RESPONSABILIDADE DO ESTADO
DEFENSORIA DATIVA
CULPA DE TERCEIRO — ARREMESSO DE PEDRA - SE ELIDE A RESPONSABILIDADE DO TRANSPORTADOR
- Recurso
- RE 70.400
- Tribunal
- STF
Resumo do acórdão
- Segundo a inicial, o marido e pai dos autores viajava num ônibus de propriedade da recorrida, quando foi atingido por enorme pedra atirada de fora do veículo, por terceiro. Em conseqüência, veio ele a falecer no dia seguinte, isto é, 19-6-81. - O acórdão recorrido entendeu que a responsabilidade civil oriunda do contrato de transporte pode ser neutralizada por caso fortuito ou força maior. - Ora, não é incomum o fato de arremessarem pedras nos transportes coletivos. Este é um risco que corre o transportador, porque não é fato estranho ao trânsito. Há, assim, a previsibilidade, que acarreta a responsabilidade objetiva, consagrada em nosso direito desde o art. 17 da Lei 2.681, de 1912. - Na ementa do acórdão no ERE 70.400 - SP, julgado em novembro de 1971, assentou o Min. AMARAL SANTOS que: "A responsabilidade das empresas de serviço público por acidente com passageiro decorre de culpa presumida, não se podendo nela entrever qualquer causa liberatória, especialmente culpa de terceiros. Aplicação da Súmula 187. Embargos rejeitados." - Com efeito, a Súmula 187 impede possa o transportador esquivar-se de responder pelo acidente, se a culpa é de terceiro, que não foi chamado ao processo. - É o caso dos autos, ao qual se aplica cabalmente a Súmula referida. - Conheço do recurso e lhe dou provimento, para julgar procedente a ação, nos termos do pedido inicial.
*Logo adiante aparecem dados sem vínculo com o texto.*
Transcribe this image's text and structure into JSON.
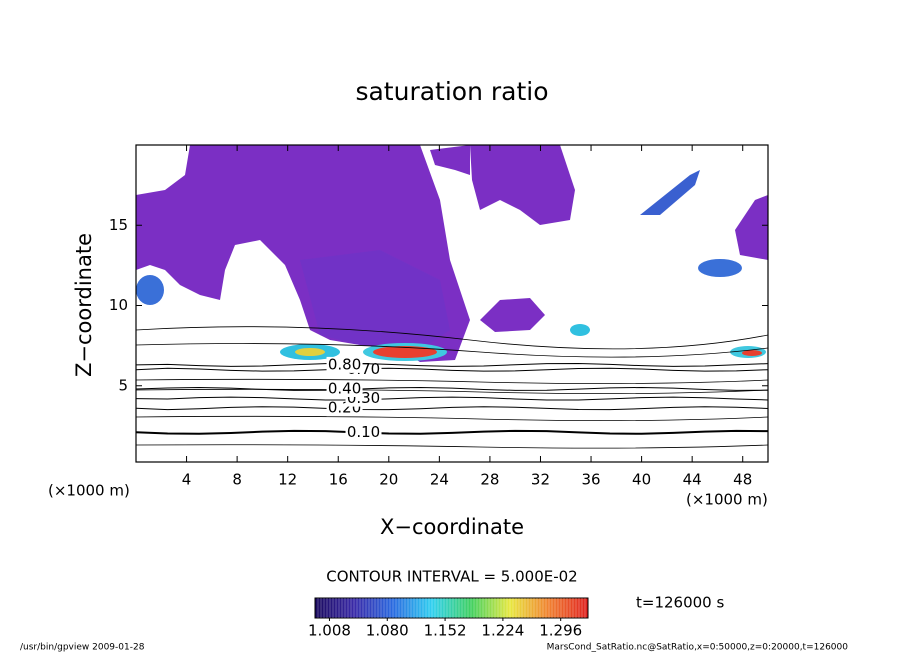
{
  "chart_data": {
    "type": "contour",
    "title": "saturation ratio",
    "x_label": "X−coordinate",
    "y_label": "Z−coordinate",
    "x_unit": "(×1000 m)",
    "y_unit": "(×1000 m)",
    "xlim": [
      0,
      50
    ],
    "ylim": [
      0.25,
      20
    ],
    "xticks": [
      4,
      8,
      12,
      16,
      20,
      24,
      28,
      32,
      36,
      40,
      44,
      48
    ],
    "yticks": [
      5,
      10,
      15
    ],
    "contours": [
      {
        "level": 0.1,
        "label": "0.10",
        "z": 2.1
      },
      {
        "level": 0.2,
        "label": "0.20",
        "z": 3.6
      },
      {
        "level": 0.3,
        "label": "0.30",
        "z": 4.2
      },
      {
        "level": 0.4,
        "label": "0.40",
        "z": 4.8
      },
      {
        "level": 0.7,
        "label": "0.70",
        "z": 6.0
      },
      {
        "level": 0.8,
        "label": "0.80",
        "z": 6.3
      }
    ],
    "contour_interval": "CONTOUR INTERVAL = 5.000E-02",
    "time_label": "t=126000 s",
    "colorbar": {
      "clim": [
        0.99,
        1.33
      ],
      "colors": [
        "#1a0a5e",
        "#3a2aa8",
        "#2a6ae0",
        "#30d0f0",
        "#40d060",
        "#e8e840",
        "#f08030",
        "#e02020"
      ],
      "ticks": [
        1.008,
        {
          "value": 1.08,
          "label": "1.080"
        },
        1.152,
        1.224,
        1.296
      ]
    },
    "footer_left": "/usr/bin/gpview  2009-01-28",
    "footer_right": "MarsCond_SatRatio.nc@SatRatio,x=0:50000,z=0:20000,t=126000"
  }
}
Ac. de 30-06-1987 Arquivo do EMFOR - STF/236 N. da R.: V. decisões NO MESMO SENTIDO e NO SE NTIDO CONTRÁRIO sob o mesmo subtítulo e sob o subtítulo ESTRADA DE FERRO. (*) "A responsabilidade contratual do transportador, pelo acidente com passageiro, não é elidida por culpa de terceiro, contra o qual tem ação regressiva." ("EMENTÁRIO FORENSE", Nº 194). EMFOR 481
Ementa
Impede o verbete 187 (*) da Súmula do STF, possa o transportador esquivar-se da responsabilidade pelo acidente, se a culpa é presumida e constitui risco empresarial consagrado no Direito Brasileiro desde a Lei 2.681, de 1912, incluindo-se nessa responsabilidade a morte do passageiro em conseqüência de pedra atirada de fora do veículo, por terceiro (Ementa do EMFOR).